Despite a significant differential in field goal percentage after halftime – N.C. State shot 65.4 percent to UNC's 38.9 – the Tar Heels earned 10 more attempts with a 14-2 offensive rebounding edge and capitalized with a 13-4 second-chance points advantage.

UNC also shot 88.2 percent from the free throw line (15-of-17) in the second half (75.8 percent for the game) to slow N.C. State's rally attempts.

While Marcus Paige (15 pts) and McAdoo (16 points, 13 rebounds) served in their normal roles as go-to scorers, they received plenty of help. Brice Johnson added 10 points and seven rebounds while Kennedy Meeks scored eight points and grabbed 10 boards. Leslie McDonald posted a team-high 20 points on 7-of-13 shooting and Tokoto's defensive help prevented Warren from keeping his team in the game in the first half.

That depth of production is critical in surviving games that don't equate to A-grade performances.

"Guys step up on different nights," Paige said. "The last couple of games it was Kennedy and we got a great contribution from Leslie tonight; he was able to knock down shots. Having a second, third or fourth guy step up behind myself and James Michael is going to help us offensively. That helps us not to have to put too much pressure on the same people."

UNC has played this way before this season and lost handily, which suggests a significant change in the team's play.

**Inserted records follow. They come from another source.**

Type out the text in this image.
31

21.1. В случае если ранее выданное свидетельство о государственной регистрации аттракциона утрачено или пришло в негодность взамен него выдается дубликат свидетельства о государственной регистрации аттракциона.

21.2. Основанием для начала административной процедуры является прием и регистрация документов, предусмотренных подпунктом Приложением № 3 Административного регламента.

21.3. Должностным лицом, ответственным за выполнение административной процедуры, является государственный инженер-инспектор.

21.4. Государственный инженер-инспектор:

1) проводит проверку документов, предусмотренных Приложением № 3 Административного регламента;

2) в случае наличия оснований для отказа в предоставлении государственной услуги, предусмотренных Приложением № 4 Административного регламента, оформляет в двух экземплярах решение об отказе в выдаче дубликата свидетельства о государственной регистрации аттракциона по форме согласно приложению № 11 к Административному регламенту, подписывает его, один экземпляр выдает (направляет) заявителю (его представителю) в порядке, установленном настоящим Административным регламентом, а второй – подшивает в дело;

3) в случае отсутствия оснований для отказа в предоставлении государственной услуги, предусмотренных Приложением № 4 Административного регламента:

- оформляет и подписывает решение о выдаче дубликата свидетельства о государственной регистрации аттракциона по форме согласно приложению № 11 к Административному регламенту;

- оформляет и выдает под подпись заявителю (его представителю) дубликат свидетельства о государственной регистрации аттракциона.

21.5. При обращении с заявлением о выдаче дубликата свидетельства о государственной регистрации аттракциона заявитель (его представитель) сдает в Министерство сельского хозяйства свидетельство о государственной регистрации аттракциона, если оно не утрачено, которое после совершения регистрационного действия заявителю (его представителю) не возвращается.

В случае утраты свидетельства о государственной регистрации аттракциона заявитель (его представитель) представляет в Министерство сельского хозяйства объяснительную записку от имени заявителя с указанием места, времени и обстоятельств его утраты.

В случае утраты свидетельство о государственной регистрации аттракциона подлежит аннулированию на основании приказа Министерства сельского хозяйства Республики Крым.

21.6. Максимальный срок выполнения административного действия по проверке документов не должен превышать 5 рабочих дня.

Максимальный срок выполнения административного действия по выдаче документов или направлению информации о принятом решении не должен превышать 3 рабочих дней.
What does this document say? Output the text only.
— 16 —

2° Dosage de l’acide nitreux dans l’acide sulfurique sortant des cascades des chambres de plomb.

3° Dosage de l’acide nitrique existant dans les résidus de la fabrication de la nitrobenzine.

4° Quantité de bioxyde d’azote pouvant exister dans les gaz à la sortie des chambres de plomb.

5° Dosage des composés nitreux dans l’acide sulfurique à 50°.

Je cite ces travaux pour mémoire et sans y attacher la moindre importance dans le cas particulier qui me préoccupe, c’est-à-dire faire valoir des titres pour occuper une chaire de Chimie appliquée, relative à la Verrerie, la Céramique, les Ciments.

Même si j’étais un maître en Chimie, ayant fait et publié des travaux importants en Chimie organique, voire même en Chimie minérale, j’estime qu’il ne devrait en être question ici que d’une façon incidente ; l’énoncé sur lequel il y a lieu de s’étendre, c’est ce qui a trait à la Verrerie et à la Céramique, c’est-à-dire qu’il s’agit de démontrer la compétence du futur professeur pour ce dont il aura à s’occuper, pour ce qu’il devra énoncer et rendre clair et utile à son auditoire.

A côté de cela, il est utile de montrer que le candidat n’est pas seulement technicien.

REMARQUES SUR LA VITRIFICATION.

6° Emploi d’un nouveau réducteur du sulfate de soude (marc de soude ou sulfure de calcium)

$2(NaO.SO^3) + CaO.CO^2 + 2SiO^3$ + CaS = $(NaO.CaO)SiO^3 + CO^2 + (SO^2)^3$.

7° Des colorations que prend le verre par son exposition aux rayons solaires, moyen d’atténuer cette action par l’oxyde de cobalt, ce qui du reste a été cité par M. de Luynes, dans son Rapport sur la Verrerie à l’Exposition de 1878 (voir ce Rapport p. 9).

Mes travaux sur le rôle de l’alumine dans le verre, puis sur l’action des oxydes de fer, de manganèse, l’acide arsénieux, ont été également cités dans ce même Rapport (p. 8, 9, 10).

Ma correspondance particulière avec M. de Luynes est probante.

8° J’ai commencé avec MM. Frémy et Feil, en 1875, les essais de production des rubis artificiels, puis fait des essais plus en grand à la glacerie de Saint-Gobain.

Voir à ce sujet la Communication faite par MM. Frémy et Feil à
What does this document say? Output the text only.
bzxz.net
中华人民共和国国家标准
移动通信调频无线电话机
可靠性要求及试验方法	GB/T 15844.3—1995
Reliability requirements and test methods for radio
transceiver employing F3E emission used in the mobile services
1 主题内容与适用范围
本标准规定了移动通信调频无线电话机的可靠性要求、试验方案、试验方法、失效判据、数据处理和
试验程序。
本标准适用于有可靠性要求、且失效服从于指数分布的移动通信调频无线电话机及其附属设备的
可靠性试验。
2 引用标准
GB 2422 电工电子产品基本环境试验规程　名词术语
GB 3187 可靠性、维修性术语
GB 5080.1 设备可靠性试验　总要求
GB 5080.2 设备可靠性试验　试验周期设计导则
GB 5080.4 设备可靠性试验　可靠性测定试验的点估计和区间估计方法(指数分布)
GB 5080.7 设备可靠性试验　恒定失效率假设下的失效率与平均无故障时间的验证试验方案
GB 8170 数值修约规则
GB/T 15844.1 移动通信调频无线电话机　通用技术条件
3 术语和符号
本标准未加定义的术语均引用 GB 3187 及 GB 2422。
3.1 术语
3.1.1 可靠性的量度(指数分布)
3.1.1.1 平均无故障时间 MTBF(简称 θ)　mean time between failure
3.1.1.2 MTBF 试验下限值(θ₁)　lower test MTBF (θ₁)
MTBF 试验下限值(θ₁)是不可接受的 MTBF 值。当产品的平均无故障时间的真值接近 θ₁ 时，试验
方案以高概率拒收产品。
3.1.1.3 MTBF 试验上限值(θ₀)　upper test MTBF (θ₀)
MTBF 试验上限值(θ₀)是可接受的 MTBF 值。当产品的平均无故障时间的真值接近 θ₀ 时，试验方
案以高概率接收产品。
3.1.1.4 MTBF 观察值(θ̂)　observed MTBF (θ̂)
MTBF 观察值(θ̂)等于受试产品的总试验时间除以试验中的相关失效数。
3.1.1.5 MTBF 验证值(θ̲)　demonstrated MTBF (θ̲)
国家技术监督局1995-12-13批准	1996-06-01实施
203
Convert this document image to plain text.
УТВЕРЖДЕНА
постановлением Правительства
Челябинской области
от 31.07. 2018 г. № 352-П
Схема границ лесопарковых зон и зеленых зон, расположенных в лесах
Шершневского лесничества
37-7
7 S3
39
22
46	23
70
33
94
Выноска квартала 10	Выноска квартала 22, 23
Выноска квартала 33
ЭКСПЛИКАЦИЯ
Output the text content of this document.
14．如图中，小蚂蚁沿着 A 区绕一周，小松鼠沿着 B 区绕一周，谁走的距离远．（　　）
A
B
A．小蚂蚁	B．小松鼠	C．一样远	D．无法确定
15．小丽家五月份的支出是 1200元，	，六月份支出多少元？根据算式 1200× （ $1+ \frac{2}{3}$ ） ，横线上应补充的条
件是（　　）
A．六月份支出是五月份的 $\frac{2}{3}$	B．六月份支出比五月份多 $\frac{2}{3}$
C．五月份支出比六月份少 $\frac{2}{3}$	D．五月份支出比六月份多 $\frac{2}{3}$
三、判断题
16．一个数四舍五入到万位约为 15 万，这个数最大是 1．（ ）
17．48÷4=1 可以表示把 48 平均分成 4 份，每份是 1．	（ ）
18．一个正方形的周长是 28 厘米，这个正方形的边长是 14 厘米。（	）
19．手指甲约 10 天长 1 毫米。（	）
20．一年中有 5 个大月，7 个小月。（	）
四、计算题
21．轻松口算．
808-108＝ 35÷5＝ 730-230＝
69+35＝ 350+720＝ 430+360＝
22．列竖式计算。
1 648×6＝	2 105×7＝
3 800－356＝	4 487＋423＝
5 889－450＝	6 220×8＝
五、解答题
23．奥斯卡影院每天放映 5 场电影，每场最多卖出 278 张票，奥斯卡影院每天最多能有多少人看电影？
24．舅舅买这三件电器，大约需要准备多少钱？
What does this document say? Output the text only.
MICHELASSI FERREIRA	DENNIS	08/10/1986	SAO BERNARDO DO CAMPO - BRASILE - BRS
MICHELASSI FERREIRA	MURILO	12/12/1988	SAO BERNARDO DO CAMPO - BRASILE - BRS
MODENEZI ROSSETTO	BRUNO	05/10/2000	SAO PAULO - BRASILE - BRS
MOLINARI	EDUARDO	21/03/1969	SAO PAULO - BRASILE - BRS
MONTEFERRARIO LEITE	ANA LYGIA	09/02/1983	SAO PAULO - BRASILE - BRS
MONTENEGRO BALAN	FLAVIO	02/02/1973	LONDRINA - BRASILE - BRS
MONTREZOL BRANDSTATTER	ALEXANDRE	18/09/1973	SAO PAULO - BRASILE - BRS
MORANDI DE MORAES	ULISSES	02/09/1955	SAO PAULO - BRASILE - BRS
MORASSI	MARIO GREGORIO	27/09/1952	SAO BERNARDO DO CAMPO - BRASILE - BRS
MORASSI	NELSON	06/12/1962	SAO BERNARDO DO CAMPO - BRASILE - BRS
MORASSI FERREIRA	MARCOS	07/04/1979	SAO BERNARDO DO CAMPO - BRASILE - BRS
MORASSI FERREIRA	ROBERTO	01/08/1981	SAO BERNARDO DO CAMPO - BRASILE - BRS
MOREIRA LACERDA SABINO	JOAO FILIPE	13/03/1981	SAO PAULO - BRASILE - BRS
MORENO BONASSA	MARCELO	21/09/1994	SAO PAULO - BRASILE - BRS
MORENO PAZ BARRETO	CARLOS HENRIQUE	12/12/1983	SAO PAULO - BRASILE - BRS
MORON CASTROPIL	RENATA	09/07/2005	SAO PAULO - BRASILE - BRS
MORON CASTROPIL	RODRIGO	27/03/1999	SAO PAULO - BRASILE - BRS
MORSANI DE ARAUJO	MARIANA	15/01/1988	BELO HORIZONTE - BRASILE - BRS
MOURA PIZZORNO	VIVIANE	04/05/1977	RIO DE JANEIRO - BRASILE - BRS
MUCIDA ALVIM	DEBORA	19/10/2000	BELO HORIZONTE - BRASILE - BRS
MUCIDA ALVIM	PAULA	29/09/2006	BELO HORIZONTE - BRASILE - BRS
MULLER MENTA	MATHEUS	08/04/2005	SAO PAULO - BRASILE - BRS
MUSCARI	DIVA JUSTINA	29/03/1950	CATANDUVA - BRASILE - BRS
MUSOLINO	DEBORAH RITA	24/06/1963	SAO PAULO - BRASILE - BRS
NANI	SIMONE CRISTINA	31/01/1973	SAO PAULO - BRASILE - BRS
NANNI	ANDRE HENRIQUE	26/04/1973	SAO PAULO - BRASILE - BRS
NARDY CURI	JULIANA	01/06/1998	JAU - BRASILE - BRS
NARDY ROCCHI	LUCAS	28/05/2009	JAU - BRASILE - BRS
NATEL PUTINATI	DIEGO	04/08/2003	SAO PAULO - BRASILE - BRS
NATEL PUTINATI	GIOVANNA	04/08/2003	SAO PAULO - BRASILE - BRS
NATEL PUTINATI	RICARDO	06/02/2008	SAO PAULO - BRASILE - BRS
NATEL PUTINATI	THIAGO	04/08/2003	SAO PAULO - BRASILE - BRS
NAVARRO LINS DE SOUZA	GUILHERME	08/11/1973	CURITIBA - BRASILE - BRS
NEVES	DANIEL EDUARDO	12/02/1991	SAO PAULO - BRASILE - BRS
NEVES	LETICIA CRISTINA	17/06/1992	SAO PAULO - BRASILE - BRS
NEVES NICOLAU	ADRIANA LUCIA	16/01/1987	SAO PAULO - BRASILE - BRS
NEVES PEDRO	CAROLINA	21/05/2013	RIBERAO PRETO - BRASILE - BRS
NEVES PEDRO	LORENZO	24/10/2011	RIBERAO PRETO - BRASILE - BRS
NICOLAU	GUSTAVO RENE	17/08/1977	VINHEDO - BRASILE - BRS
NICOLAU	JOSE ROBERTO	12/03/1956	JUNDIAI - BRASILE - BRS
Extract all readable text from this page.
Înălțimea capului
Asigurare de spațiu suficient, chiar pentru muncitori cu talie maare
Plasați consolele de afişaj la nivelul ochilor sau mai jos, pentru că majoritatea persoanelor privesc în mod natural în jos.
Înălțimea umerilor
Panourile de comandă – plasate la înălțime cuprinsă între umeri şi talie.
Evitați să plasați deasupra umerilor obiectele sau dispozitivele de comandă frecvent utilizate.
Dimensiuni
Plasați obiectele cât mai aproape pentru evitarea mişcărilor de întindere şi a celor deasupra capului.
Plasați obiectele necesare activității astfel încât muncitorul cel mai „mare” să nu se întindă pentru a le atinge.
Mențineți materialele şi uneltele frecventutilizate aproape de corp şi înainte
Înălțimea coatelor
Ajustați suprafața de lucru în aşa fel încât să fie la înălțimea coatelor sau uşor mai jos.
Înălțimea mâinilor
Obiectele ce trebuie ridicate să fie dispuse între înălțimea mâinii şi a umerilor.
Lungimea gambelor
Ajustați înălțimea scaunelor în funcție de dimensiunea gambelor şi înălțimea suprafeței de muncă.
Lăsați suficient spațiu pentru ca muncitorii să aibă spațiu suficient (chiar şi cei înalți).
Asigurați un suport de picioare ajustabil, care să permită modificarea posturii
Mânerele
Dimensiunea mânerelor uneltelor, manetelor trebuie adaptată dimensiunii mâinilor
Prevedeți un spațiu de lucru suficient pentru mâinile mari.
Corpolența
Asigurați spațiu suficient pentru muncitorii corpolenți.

"We're getting better," sophomore forward Brice Johnson said. "Coach said he's had teams that could play bad and still win. We weren't that team, but I guess we did it today."

The Tar Heels have leveled their conference record at 4-4 after a 0-3 start and will likely be favored on Tuesday against Maryland.

When asked if Saturday's play marked a return to the effort that upset Louisville and Michigan State earlier in the season, Paige smiled and said, "I hope so."

"I hope this team sticks around a little bit," he continued. "We're having some success and we're having more fun. We're working harder in practice. Everything is starting to click for us and hopefully we can keep that going because it's a lot more fun to play like this than to be on the losing end."